Dipartimento di Area Medica, Università degli Studi di Udine, Udine 33100, Italia.
SOC Istituto di Igiene ed Epidemiologia Valutativa, Azienda Sanitaria Universitaria Friuli Centrale, Udine 33100, Italia.
Int J Qual Health Care. 2023 Nov 27;35(4). doi: 10.1093/intqhc/mzad094.
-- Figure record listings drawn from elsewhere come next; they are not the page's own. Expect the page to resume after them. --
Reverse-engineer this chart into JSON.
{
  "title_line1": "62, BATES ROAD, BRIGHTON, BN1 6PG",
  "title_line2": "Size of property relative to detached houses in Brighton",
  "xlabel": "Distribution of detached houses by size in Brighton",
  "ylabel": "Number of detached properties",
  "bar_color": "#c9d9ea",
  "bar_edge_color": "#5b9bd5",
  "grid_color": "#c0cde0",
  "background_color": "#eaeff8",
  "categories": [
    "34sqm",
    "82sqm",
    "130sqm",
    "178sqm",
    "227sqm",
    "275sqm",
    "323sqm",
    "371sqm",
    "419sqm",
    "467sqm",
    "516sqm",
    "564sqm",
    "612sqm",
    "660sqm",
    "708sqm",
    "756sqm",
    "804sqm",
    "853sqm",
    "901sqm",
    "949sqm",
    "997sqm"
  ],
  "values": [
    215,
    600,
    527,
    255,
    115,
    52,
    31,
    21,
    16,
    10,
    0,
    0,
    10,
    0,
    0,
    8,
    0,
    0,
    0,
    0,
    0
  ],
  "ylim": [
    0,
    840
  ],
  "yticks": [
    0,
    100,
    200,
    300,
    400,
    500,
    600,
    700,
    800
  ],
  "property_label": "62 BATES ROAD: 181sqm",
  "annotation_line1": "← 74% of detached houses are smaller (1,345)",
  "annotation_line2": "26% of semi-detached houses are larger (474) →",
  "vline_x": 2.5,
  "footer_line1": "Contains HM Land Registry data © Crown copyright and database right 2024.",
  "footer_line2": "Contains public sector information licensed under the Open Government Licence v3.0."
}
Clinical record (CR) is a tool for recording details about the patient and the most commonly used source of information for detecting adverse events (AEs). Its completeness is an indicator of the quality of care provided and may provide clues for improving professional practice. The primary aim of this study was to estimate the prevalence of AEs. The secondary aims were to determine the completeness of CRs and to examine the relationship between the two variables. We retrospectively reviewed randomly selected CRs of patients discharged from the Academic Hospital of Udine (Italy) in the departments of general surgery, internal medicine, and obstetrics between July and September 2020. Evaluation was performed using the Global Trigger Tool and a checklist to evaluate the completeness of CRs. The relationship between the occurrence of AEs and the completeness of CRs was analyzed using nonparametric tests. A binomial logistic regression analysis was also performed. We reviewed 291 CRs and identified 368 triggers and 56 AEs. Among them, 16.2% of hospitalizations were affected by at least one AE, with a higher percentage in general surgery. The most common AEs were surgical injuries (42.6%; 24) and care related (26.8%; 15). A significant positive correlation was found between the length of hospital stay and the number of AEs. The average completeness of CRs was 72.9% and was lower in general surgery. The decrease in CR completeness correlated with the increase in the total number of AEs (R = -0.14; P = .017), although this was not confirmed by regression analysis by individual departments. Our results seem to suggest that completeness of CRs may benefit patient safety, so ongoing education and involvement of health professionals are needed to maintain professional adherence to CRs.
临床记录 (CR) 是记录患者详细信息的工具,也是用于检测不良事件 (AE) 的最常用信息来源。其完整性是提供护理质量的指标,并可能为改善专业实践提供线索。本研究的主要目的是估计 AE 的发生率。次要目的是确定 CR 的完整性,并研究这两个变量之间的关系。我们回顾性地审查了 2020 年 7 月至 9 月期间在乌迪内学术医院(意大利)普通外科、内科和妇产科出院的患者的随机选择的 CR。使用全球触发工具和检查表评估评估 CR 的完整性。使用非参数检验分析 AE 的发生与 CR 完整性之间的关系。还进行了二项逻辑回归分析。我们审查了 291 份 CR,确定了 368 个触发因素和 56 个 AE。其中,16.2%的住院患者至少发生了一次 AE,普外科的比例更高。最常见的 AE 是手术损伤(42.6%;24)和与护理相关的 AE(26.8%;15)。住院时间长短与 AE 数量之间存在显著正相关。CR 完整性的平均水平为 72.9%,普外科的完整性较低。CR 完整性的降低与 AE 总数的增加呈正相关(R = -0.14;P = 0.017),尽管通过各部门的回归分析并未得到证实。我们的结果似乎表明,CR 的完整性可能有利于患者安全,因此需要持续进行教育并让卫生专业人员参与,以保持对 CR 的专业依从性。